How else can we react to the accumulating and terrible sense that nothing we see on a rugby field or a motor racing track or a football pitch is quite what is presented?
When Boris Onishchenko, a Soviet fencer, was exposed as a most calculating of cheats at the Montreal Olympics the feeling of shock was stunning. There had been much speculation about blood doping by runners at those Olympics, but Onishchenko's crime was so brazen and irrefutable, the basic technology of a wired epée so plain, the first horror and disbelief was quickly replaced by the conviction that surely such an outrage could never happen again.
The beast had shown its head and only negligence by the authorities would allow its reappearance.
When, 33 years on, Renault's team principal Flavio Briatore and Pat Symonds, Director of Engineering, walked away yesterday from their team and surely what they like to describe as their sport, you can only wince at the naivety of that first reaction to the worst and most shameless of cheating.
There has of course always been contamination on the edges of sport but never before have we seen the willingness of not just one desperate individual sportsman, but whole groups of them seeking to subvert the basis of the competition to which they were supposedly dedicated.
It is as though the age of anti-sport has arrived suddenly like the monster fruit of some malignant vine.
The Renault case is surely the worst, more wretched even than rugby's "Bloodgate" scandal, in that Harlequins, the guilty club, were ultimately engaged in self-harming, as opposed to the Renault conspiracy, now at least tacitly admitted by the resignation of Briatore and Symonds, where the lives of drivers, stewards and spectators were put at risk.

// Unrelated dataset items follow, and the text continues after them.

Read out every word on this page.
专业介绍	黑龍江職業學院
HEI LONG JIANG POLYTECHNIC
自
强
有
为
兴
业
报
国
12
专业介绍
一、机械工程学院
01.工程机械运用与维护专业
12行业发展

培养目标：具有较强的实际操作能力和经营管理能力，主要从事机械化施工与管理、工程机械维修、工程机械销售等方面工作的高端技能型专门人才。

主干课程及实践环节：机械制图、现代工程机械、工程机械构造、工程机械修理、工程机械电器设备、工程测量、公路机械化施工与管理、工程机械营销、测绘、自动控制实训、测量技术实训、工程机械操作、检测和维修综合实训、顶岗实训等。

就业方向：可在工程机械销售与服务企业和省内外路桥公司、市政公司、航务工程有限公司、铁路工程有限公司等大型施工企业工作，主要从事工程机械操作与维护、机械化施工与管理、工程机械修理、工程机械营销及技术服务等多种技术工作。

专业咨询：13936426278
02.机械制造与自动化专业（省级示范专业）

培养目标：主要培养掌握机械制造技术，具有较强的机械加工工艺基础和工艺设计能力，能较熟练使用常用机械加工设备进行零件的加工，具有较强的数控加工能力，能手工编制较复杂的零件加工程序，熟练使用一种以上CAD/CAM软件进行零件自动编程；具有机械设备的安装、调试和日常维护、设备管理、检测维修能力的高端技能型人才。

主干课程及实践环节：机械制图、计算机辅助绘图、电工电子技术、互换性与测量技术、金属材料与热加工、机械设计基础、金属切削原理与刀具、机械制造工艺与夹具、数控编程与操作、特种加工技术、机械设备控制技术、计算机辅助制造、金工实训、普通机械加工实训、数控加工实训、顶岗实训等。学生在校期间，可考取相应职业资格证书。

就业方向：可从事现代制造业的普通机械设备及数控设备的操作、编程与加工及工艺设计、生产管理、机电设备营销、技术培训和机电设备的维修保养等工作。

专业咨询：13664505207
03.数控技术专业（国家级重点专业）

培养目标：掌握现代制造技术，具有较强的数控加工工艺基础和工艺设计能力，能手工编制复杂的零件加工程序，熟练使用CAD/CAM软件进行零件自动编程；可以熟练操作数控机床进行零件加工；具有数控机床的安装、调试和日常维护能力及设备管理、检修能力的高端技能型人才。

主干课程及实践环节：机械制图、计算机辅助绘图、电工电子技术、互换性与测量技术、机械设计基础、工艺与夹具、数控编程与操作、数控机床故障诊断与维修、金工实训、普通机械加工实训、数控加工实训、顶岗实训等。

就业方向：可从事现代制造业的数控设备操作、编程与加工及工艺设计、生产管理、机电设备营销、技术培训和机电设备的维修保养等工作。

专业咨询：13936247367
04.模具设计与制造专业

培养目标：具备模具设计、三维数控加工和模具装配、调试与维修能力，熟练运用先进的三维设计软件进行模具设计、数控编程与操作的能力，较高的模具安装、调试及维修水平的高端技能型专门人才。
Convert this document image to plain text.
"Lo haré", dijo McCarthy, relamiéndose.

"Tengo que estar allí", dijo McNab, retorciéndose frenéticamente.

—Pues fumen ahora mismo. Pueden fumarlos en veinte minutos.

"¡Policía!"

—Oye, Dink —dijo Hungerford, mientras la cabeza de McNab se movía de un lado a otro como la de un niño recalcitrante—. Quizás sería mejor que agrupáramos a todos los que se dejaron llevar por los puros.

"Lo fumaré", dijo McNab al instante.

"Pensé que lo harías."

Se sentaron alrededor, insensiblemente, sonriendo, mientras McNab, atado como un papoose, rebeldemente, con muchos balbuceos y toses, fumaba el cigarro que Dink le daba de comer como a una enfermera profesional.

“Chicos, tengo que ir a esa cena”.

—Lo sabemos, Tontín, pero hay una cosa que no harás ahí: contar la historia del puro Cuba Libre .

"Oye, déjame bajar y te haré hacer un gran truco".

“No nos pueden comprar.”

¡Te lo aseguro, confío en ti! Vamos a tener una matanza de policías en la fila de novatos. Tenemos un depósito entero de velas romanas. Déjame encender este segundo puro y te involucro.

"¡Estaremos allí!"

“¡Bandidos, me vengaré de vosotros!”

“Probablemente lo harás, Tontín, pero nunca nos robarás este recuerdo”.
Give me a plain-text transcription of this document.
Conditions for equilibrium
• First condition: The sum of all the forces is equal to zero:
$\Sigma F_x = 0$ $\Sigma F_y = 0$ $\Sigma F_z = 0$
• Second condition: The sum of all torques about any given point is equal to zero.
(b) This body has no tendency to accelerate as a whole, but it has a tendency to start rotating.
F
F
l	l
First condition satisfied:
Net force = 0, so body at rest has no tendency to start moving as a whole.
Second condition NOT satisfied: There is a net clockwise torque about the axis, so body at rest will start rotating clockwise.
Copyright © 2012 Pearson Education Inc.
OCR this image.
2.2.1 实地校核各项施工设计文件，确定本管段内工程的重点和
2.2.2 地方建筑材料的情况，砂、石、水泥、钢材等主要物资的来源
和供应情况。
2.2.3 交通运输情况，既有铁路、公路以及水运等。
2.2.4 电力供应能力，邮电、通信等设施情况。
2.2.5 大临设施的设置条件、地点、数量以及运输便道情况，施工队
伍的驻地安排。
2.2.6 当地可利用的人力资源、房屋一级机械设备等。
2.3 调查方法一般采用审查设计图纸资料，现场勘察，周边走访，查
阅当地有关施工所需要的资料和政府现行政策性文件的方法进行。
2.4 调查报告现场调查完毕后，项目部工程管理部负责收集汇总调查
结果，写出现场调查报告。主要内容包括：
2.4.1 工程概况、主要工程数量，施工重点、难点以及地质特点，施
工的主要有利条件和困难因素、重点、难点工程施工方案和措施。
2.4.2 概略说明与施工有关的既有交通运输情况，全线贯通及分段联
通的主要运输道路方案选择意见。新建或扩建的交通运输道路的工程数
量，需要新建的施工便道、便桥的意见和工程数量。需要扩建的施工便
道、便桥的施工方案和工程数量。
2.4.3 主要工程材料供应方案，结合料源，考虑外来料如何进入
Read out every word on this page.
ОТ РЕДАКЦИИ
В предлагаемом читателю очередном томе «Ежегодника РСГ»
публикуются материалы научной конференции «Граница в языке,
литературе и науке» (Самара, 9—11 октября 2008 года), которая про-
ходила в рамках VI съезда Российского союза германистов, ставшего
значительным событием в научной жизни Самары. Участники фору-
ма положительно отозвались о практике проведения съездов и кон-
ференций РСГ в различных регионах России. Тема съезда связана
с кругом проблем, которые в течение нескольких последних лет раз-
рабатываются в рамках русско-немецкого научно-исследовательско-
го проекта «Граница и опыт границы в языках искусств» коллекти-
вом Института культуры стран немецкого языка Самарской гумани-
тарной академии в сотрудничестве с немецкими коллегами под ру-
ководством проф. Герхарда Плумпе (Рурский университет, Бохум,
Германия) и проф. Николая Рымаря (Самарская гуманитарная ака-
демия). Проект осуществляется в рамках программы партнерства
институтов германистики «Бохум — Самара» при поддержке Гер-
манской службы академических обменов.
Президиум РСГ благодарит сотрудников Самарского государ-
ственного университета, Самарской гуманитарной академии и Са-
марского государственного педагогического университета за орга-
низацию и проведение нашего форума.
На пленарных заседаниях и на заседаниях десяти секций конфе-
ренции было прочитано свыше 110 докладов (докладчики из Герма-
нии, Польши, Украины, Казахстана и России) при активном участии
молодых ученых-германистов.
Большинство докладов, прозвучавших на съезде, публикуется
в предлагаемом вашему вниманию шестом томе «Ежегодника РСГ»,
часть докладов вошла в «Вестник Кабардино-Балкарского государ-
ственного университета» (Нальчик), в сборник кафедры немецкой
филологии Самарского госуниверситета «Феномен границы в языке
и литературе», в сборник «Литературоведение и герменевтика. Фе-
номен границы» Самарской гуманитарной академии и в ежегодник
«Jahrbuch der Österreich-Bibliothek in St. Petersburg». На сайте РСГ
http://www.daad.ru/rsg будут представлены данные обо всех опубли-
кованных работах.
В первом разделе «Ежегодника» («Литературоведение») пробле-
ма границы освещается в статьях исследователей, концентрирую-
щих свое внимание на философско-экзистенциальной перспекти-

There is also another quite sickening dimension. It is that before Briatore decided not to challenge the accusations of Nelson Piquet and his father that the Renault team ordered a crash in a carefully choreographed and successful plan for Piquet Jnr's team-mate Fernando Alonso to win the Singapore Grand Prix last year, he made one last desperate throw.
He charged the Piquets' with blackmail. He darkened even the muddy pool which has been lapping around Formula One for some time now, and which indeed many have thought had reached a high water mark with massive industrial espionage and the admission of reigning champion Lewis Hamilton that he had lied under orders from McLaren team officials. It was, we learnt yesterday, still another brittle hope. Sport has never known, surely, such ferocious momentum in the matter of organised deception.
Where the individual sports most afflicted by the epidemic go now is no doubt surely a matter of hand-wringing and hope.
At the weekend Bernie Ecclestone, the commercial rights holder of Formula One, reacted sharply to suggestions that his sport had been somewhat passive in the face of the Piquet claims. He said that he accepted that the affair carried a huge threat to the credibility of Formula One and the matter would be pursued with great force and resolved as quickly as possible.
Yesterday that promise appeared to have been made good at high speed indeed.
However the implications run deeply into every corner of sport, just as they did a few days earlier when Dean Richards, the great rugby player at the heart of "Bloodgate", suggested that a three-year ban was disproportionate.
What sport is obliged to do, increasingly as a matter of survival rather than merely good practice, is to say that cheating is not a problem but a degenerative disease that has to be fought to the death. Otherwise, there will be an increasing temptation to pronounce the whole idea of it if not dead, certainly in an advanced state of decay.